Melalui kegiatan eksplorasi siswa dapat mengembangkan pengalaman belajar, meningkatkan penguasaan ilmu pengetahuan serta menerapkannya untuk menjawab fenomena yang ada. Siswa juga dapat mengeksploitasi informasi untuk memperoleh manfaat tertentu sebagai produk belajar.
Konfirmasi
Kebenaran ilmu pengetahuan itu relatif. Sesuatu yang saat ini dianggap benar bisa berubah jika kemudian ditemukan fakta baru yang bertentangan dengan konsep tersebut. Oleh karena itu, sikap keilmuan selalu terbuka dalam memperbaiki pengetahuan sebelumnya berdasarkan penemuan terbaru. Sikap berpikir kritis dan terbuka seperti itu telah membangun sikap berpikir yang apriori, yaitu tidak meyakini sepenuhnya yang benar saat ini mutlak benar atau yang salah mutlak salah. Semua dapat berubah.

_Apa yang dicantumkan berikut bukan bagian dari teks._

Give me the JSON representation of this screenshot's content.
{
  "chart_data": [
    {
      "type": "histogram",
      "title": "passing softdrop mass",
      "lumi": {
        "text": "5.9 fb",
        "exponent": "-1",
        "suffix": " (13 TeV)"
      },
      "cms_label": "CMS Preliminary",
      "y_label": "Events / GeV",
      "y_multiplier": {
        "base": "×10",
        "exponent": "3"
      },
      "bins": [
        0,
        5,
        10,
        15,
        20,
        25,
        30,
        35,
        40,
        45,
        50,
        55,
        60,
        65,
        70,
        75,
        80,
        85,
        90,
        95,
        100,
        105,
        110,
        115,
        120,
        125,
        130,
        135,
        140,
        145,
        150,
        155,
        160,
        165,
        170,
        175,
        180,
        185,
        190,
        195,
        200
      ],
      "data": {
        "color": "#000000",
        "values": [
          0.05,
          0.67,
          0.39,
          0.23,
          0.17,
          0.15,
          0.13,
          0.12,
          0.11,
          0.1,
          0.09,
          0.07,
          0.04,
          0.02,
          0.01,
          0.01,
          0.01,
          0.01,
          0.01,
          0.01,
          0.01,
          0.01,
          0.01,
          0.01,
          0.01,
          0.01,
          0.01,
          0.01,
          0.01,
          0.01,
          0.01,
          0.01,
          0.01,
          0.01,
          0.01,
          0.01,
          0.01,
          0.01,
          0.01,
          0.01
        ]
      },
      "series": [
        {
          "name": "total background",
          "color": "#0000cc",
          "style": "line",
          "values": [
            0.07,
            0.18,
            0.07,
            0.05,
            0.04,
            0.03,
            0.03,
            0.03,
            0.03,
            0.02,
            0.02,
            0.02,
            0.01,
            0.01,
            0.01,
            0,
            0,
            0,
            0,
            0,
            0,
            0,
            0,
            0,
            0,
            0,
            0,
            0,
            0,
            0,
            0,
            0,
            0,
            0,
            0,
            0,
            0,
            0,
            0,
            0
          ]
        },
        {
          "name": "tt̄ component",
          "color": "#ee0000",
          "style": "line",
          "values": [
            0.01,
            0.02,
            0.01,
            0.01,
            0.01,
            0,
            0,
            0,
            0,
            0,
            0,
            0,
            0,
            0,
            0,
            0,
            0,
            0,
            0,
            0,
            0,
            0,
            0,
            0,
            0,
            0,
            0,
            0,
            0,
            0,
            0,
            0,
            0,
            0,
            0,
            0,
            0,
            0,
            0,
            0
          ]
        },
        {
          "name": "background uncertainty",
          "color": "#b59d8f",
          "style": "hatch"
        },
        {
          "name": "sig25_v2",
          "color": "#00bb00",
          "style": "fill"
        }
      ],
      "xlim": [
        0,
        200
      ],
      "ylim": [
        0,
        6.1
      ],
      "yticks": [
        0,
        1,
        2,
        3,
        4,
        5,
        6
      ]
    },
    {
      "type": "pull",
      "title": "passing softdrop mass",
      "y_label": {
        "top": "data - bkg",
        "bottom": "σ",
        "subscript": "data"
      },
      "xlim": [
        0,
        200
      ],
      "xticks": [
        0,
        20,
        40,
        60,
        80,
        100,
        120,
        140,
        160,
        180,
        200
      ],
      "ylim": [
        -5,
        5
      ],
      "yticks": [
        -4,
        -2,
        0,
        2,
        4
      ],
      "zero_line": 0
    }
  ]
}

Cara berpikir seperti itu tercermin dalam istilah mental model yang mendeskripsikan sikap berpikir seseorang dan bagaimana pikirannya berproses dalam kehidupan nyata. Hal tersebut merepresentasikan proses perubahan sebagai bagian dari persepsi intuitif. Mental model itu membantu seseorang dalam mendefinisikan maupun menetapkan pendekatan untuk memecahkan masalah (wikipedia). Dengan sikap berpikir seperti itu siswa dapat mengembangkan, mengembangkan ulang, dan menggugurkan pengetahuannya jika telah menemukan kebenaran yang lain.
Mental model itu juga dapat melahirkan keraguan terhadap informasi yang diperolehnya. Untuk meningkatkan keyakinan akan kebenaran maka siswa dapat difasilitasi dalam mengembangkan model struktur sseperti pada eksplorasi, elaborasi, dan konfirmasi atau klarifikasi.

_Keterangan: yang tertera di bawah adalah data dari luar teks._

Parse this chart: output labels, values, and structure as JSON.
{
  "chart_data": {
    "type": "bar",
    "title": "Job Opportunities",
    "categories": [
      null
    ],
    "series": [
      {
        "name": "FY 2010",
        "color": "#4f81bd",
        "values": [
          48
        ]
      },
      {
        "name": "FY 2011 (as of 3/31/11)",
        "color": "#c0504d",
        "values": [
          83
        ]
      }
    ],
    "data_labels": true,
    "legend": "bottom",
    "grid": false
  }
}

Model ini dapat dinyatakan dalam diagram seperti tertuang di bawah ini meliputi enggage, explore, explain, extend, dan berpusat pada pengembangan kemampuan mengevaluasi sebagaimana yang dikembangkan Anthony W. Lorsbach dari Universitas Illinois
Dalam prakteknya guru meningkatkan kemampuan ini melalui pengembangan materi. Baik mengenai hal apa yang ingin diketahui siswa lebih jauh, seperti apa tingkat pemahaman dan penguasaan yang ingin dikembangkan dan keraguan apa yang melekat dalam pemahaman tersebut.
Sikap keraguan itu perlu dijawab dengan mengkonfirmasikan terhadap unsur-unsur yang dapat meningkatkan kejelasan atas kebenaran suatu informasi. Siswa melakukan uji kesahihan apakah informasi yang dijadikan landasan kesimpulan itu benar-benar kuat.
Penguatan itu sendiri diperoleh melalui kegiatan eksplorasi melalui perluasan pengalaman, elaborasi melalui sharing dan observation, proses dan genaralisasi dan akhirnya siswa menerapkan pembelajaran yang berstandar dengan merujuk pada paradigma kognitifisme.